About two years later we changed schools, and the typewriter has been kept as a museum piece ever since.


My parents used to drink mate every day on our front yard, while my friends and I would do the same with a sweeter version (tereré). My neighbors used to do the same, meaning that we would all see each other in the afternoon. At that point kids would play with each other, adults would talk, and everyone got to know each other.

This is one of those things that got killed by modern life. In order to dedicate the evening to drink mate you need to come back from work early, something that's not a given. You also need free time meaning, on a way, that you needed a stay-at-home parent (this being the 90s that would disproportionately mean the mom). The streets were not also expected to be safe but also perceived to be safe, a feeling that went away with the advent of 24hs news cycles. Smartphones didn't help either, but this tradition was long extinct in my life by the time cellphones started playing anything more complex than snake.

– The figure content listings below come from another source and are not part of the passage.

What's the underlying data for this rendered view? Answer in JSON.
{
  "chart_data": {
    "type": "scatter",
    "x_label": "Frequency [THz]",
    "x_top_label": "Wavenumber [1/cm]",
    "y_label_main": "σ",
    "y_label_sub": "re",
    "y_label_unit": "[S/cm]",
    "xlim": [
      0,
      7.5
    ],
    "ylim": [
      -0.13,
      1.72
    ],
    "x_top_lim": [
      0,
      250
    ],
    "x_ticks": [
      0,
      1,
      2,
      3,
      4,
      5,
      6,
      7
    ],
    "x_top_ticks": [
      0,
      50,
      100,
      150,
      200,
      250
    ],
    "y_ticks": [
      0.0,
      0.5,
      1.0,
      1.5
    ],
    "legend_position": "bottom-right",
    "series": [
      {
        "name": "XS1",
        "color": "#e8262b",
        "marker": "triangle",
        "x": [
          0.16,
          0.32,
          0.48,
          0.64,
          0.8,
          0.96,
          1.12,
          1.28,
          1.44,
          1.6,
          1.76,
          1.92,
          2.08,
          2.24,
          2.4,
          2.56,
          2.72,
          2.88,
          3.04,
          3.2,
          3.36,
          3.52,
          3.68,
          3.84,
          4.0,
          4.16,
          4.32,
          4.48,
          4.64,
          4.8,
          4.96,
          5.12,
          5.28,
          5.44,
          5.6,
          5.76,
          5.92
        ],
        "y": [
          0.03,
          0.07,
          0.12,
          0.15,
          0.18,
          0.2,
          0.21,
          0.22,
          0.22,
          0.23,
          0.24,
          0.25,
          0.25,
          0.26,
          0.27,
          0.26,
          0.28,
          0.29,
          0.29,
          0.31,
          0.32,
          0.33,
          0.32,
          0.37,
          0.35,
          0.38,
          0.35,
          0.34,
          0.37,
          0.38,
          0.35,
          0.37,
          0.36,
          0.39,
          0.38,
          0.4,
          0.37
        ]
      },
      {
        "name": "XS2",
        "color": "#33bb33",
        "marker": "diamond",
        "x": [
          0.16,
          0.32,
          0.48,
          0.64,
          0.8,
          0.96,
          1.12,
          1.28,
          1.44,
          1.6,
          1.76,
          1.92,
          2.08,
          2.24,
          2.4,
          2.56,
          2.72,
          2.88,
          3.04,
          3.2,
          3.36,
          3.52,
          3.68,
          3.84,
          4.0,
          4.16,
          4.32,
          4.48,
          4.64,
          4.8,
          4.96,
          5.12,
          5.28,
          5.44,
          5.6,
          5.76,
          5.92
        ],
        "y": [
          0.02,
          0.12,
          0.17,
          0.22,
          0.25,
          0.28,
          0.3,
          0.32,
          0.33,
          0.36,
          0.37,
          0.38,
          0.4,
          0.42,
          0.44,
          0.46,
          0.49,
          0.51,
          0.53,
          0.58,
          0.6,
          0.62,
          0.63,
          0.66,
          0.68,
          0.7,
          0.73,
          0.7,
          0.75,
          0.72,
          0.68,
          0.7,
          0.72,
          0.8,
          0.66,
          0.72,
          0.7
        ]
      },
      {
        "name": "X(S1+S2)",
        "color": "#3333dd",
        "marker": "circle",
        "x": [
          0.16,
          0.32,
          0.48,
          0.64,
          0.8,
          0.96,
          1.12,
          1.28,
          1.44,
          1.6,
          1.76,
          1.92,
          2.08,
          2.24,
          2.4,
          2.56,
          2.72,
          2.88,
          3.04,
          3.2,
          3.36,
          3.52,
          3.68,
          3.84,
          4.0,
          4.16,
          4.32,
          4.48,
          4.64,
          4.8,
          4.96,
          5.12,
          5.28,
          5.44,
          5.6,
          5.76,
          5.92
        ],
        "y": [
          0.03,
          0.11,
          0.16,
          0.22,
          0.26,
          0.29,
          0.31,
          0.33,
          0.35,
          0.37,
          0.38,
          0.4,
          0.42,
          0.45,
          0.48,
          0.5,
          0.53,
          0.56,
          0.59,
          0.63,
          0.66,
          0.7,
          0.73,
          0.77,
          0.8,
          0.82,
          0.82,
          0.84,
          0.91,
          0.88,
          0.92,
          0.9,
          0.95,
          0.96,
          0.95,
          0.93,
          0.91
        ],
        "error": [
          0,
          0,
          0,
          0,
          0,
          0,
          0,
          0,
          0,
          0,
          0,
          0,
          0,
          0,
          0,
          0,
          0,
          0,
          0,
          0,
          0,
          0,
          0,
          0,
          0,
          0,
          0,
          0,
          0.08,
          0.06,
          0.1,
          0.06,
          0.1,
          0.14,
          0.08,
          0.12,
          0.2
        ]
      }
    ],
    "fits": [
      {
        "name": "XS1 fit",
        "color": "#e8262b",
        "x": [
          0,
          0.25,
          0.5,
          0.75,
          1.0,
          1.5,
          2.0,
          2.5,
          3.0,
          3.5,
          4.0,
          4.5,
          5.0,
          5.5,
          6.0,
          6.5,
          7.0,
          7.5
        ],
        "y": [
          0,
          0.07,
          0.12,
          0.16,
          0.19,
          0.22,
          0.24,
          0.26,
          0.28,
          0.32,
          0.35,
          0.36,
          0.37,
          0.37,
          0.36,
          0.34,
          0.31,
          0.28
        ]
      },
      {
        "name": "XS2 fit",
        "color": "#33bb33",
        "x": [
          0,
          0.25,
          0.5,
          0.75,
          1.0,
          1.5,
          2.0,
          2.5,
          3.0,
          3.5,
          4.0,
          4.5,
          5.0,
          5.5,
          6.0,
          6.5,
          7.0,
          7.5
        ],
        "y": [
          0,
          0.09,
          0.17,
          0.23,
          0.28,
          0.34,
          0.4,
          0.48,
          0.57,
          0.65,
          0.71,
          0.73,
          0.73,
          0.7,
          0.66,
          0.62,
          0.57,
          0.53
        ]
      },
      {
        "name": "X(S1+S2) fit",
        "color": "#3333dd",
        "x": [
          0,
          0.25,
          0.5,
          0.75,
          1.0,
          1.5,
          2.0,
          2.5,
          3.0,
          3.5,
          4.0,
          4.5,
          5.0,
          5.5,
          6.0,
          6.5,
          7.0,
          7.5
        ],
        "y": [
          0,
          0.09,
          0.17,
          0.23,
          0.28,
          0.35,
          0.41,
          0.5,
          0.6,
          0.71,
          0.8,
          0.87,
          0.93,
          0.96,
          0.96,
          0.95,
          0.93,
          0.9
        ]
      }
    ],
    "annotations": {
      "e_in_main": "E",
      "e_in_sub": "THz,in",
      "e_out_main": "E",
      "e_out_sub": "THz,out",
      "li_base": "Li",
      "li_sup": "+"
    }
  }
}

Unlike other items in this list, I harbor hope that these traditions still live in smaller towns. But if you wonder why modern life is so isolated, I suggest you to make yourself a tea and go sit outside for a while.


Since this could be a book by itself, I'll limit myself to a couple anecdotes.

When Windows 3.11 came up, those who were using the command line had to learn how to use the new interface. Computer courses at the time would dedicate its first class to playing Solitaire, seeing as it was a good exercise to get your hand-eye coordination rolling. Every time I think about it I realize what a brilliant idea this was.

My first computer course consisted on me visiting a place full of computers, picking one of the floppy disks, and figure out how to run whatever that disk had. If it was a game (and I really hoped it would be a game) I then had to figure out how to run it, what the keys did, and what the purpose of the game was. There were only two I couldn't conquer at the time: a submarine game that was immune to every key I tried (it could have been 688 Attack Sub) and the first Monkey Island in English (which I didn't speak at the time). I had trouble with Maniac Mansion too until my teacher got me a copy of the codes for the locked door.

This course was the most educational experience of my life, and I've struggled to find a way to replicate it. Letting me explore at my own pace, do whatever I wanted and asking for help whenever I got stuck got me in an exploration path that I follow to this day. The hardest part is that this strategy only works with highly motivated students, which is not an easy requirement to fulfill.